У дверей делегацию встречала госпожа Мэй, англичанка, агент по недвижимости. Анна прошествовала мимо нее, словно шотландская королева Мария Стюарт. Госпожа Мэй засеменила следом, стараясь не отставать. Она представила Анну целому штату прислуги, повару, который выглядел точь-в-точь как Дэвид Нивен[51]
, и хрупкой женщине средних лет, которая делала все остальное. Повар немного владел английским, а женщина средних лет — и того лучше. Анна благожелательно с ними побеседовала, не обращая ни малейшего внимания на нервно подергивавшуюся у нее за спиной госпожу Мэй. Той не терпелось поскорее показать постояльцам оставшуюся часть дома, а во время обеденного перерыва улизнуть на свидание к любовнику-испанцу.— Не желаете ли осмотреть оставшиеся комнаты? — не выдержала госпожа Мэй.

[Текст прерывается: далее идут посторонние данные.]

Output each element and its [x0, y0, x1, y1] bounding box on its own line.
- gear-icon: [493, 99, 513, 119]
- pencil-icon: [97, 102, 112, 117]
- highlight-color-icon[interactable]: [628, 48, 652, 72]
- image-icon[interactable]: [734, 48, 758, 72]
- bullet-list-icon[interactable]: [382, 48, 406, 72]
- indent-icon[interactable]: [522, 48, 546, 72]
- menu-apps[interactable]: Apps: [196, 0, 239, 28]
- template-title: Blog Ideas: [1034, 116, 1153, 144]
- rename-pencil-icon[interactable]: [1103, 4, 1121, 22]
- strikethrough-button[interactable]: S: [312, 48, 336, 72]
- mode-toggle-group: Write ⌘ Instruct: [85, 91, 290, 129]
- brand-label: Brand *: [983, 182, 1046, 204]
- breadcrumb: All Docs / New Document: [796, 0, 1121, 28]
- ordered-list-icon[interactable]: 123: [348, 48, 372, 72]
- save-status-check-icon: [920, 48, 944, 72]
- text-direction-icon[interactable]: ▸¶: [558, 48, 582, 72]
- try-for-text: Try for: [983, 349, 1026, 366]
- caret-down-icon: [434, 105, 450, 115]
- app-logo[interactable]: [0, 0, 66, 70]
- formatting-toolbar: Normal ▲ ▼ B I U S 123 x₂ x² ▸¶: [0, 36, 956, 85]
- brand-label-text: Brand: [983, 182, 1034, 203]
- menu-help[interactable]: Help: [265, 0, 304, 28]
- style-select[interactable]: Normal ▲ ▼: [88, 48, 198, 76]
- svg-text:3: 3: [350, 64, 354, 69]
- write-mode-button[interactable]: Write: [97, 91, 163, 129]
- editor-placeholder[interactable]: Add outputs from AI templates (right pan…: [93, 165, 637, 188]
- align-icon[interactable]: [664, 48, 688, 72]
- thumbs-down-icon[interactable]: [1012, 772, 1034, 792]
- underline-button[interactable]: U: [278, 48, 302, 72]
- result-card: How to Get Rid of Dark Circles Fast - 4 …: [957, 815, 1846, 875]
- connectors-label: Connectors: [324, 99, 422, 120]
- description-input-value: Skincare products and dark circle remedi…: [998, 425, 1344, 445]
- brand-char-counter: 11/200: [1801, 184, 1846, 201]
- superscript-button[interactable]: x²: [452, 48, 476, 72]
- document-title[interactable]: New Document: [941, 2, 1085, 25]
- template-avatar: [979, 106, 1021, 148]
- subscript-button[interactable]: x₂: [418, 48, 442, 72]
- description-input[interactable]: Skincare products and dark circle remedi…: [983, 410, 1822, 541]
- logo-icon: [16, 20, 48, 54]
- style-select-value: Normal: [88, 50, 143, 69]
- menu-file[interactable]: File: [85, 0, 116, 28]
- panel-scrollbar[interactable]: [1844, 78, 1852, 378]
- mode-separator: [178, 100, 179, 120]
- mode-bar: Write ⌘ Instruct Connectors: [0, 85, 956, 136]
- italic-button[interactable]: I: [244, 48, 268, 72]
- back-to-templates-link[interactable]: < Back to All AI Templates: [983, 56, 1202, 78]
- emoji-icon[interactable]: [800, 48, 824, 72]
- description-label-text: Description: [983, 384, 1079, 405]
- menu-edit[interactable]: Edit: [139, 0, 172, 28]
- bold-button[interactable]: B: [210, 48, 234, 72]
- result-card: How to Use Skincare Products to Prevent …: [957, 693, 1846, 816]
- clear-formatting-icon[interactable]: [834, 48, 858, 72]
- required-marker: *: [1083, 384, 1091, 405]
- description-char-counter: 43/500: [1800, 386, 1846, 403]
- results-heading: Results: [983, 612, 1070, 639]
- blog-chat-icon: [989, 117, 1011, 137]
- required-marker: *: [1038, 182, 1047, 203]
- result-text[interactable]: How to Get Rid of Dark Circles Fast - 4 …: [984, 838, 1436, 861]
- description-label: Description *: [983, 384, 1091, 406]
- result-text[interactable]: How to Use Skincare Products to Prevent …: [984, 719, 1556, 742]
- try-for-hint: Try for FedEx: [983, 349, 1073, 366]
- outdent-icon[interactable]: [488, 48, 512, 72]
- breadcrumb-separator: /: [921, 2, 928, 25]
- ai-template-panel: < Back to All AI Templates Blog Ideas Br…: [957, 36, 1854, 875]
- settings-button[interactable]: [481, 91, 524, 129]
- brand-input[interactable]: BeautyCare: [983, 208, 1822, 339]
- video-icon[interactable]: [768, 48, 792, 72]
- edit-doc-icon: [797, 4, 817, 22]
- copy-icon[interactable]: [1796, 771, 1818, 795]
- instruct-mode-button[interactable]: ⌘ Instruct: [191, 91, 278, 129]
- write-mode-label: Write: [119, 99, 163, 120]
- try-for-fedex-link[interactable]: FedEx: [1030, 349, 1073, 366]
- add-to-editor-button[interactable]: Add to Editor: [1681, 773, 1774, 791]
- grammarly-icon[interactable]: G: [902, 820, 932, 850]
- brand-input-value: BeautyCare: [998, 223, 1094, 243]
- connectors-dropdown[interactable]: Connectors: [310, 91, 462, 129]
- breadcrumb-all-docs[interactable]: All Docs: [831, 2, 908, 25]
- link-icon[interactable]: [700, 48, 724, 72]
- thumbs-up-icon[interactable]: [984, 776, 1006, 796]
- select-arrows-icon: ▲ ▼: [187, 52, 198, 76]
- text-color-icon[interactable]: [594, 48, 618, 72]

— Какой кухне отдаете предпочтение вы сами, когда готовите? — поинтересовалась Анна у повара Франца. Она не выносила, когда у нее за спиной стояли и поторапливали, и если кто-то имел неосторожность так поступить, Анна упрямо отказывалась двигаться с места. Всю жизнь люди вокруг Анны куда-то протискивались и толкались, и не было еще случая, чтоб суета в итоге пошла ей на пользу. Чем сильнее напирали сзади, тем медленнее Анна продвигалась вперед.
— Провансальской, — ответил Франц. — Прежде всего, конечно, морепродуктам, а также итальянским блюдам.

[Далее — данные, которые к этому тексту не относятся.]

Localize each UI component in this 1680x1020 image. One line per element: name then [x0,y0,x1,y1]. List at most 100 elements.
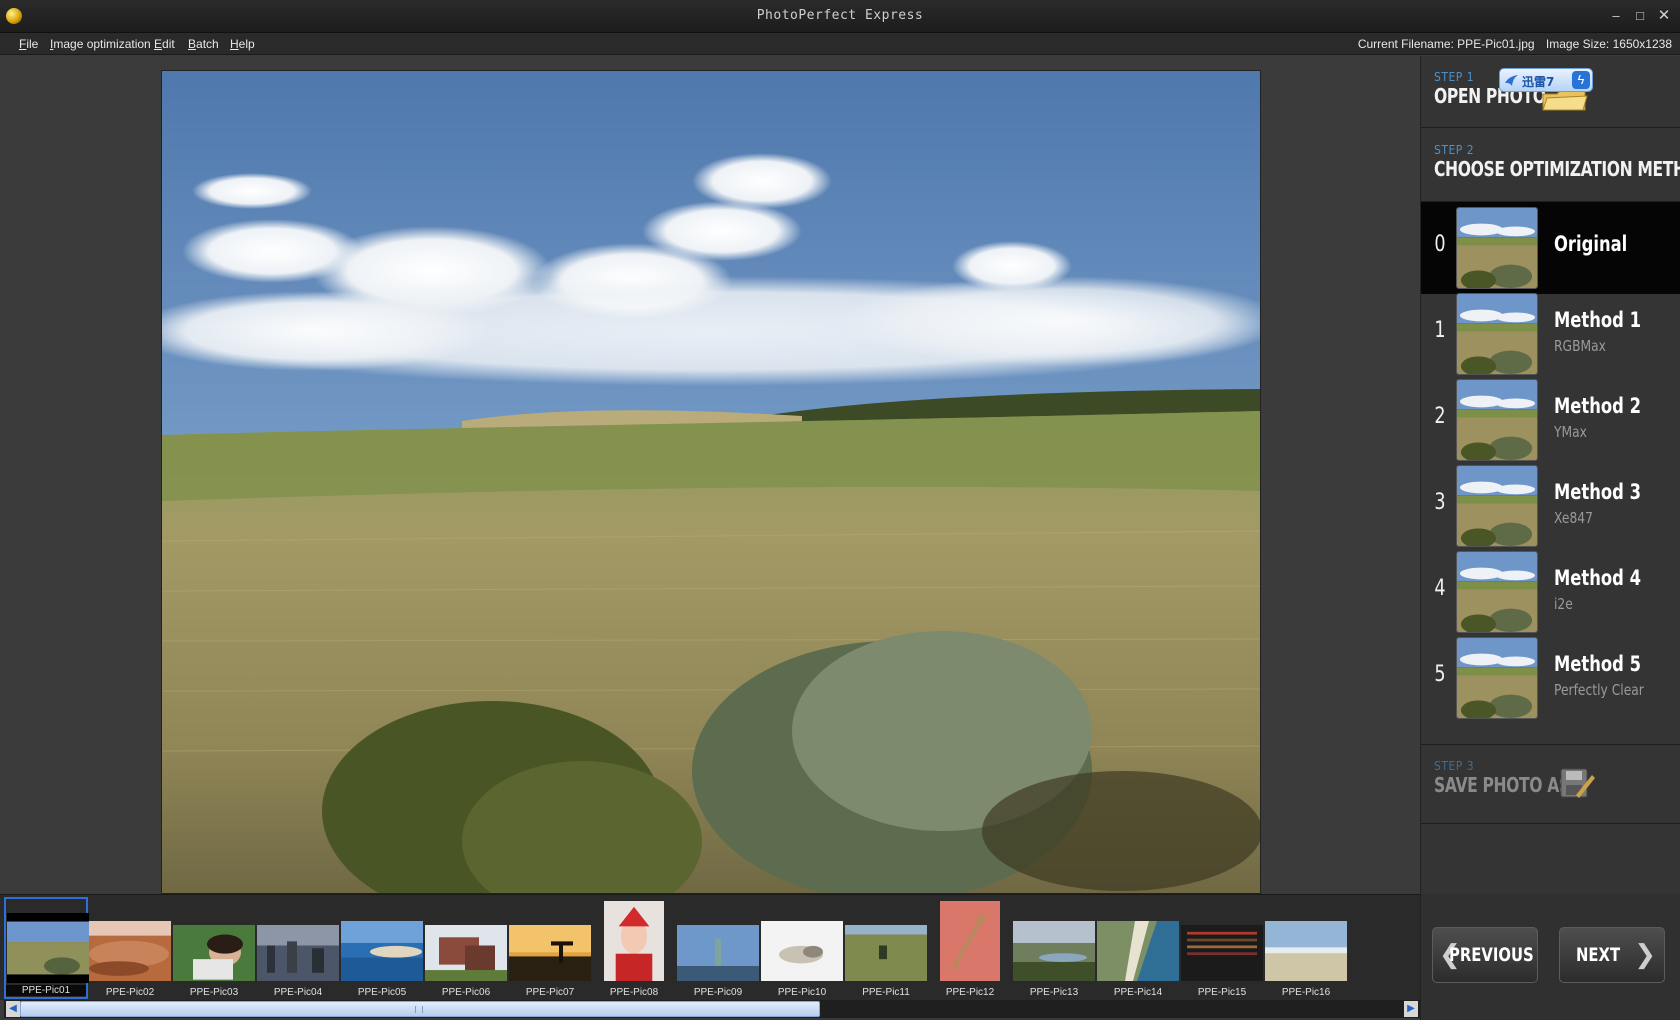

— Звучит восхитительно, — одобрила Анна. Она обернулась и застукала госпожу Мэй в тот момент, когда та взглянула на свои наручные часы. — Что такое, вы спешите? Разве вы не планировали показать мне дом? — осведомилась Анна.
Вид у госпожи Мэй был пристыженный, но она быстро оправилась и повела Анну по комнатам. На столе в столовой красовалась гигантская ваза с цветами.
— Их доставили специально для вас сегодня утром, — сказала домоправительница Елена. — В вашей комнате стоит еще один букет. А здесь фрукты. — Она указала на вместительную корзину, водруженную на сервант.
«Фрукты, должно быть, от организаторов фестиваля. Французы без ума от фруктов, — подумала Анна. — Может, здесь даже изобрели какой-нибудь язык фруктов, по аналогии с языком цветов. Яблоко означает любовь. Артишок как бы говорит: „Я защищаюсь“. „Я взволнован“, — сообщает сочный персик, а с бананом все и так чертовски ясно».
Анна проверила, не вложена ли в букет открытка, хотя и так знала, кто отправитель. Андрей. Он любил посылать цветы, считал, что они помогают ему казаться этаким светским повесой. Но по его букетам невозможно было ничего прочитать — ведь он поручал заказывать цветы секретарю, а сам даже представления не имел, что они там послали. Андрей всеми силами старался поддерживать имидж Пушкина от кинематографа, но при этом был лишен поэтического дара и поэтому подпускал таинственности. В большинстве случаев это срабатывало. Да что говорить, года два эти чары действовали и на Анну. «Было бы чудесно снова увидеть тебя. Андрей», — гласила открытка. «Ну уж нет, — подумала Анна. — Этого я не допущу».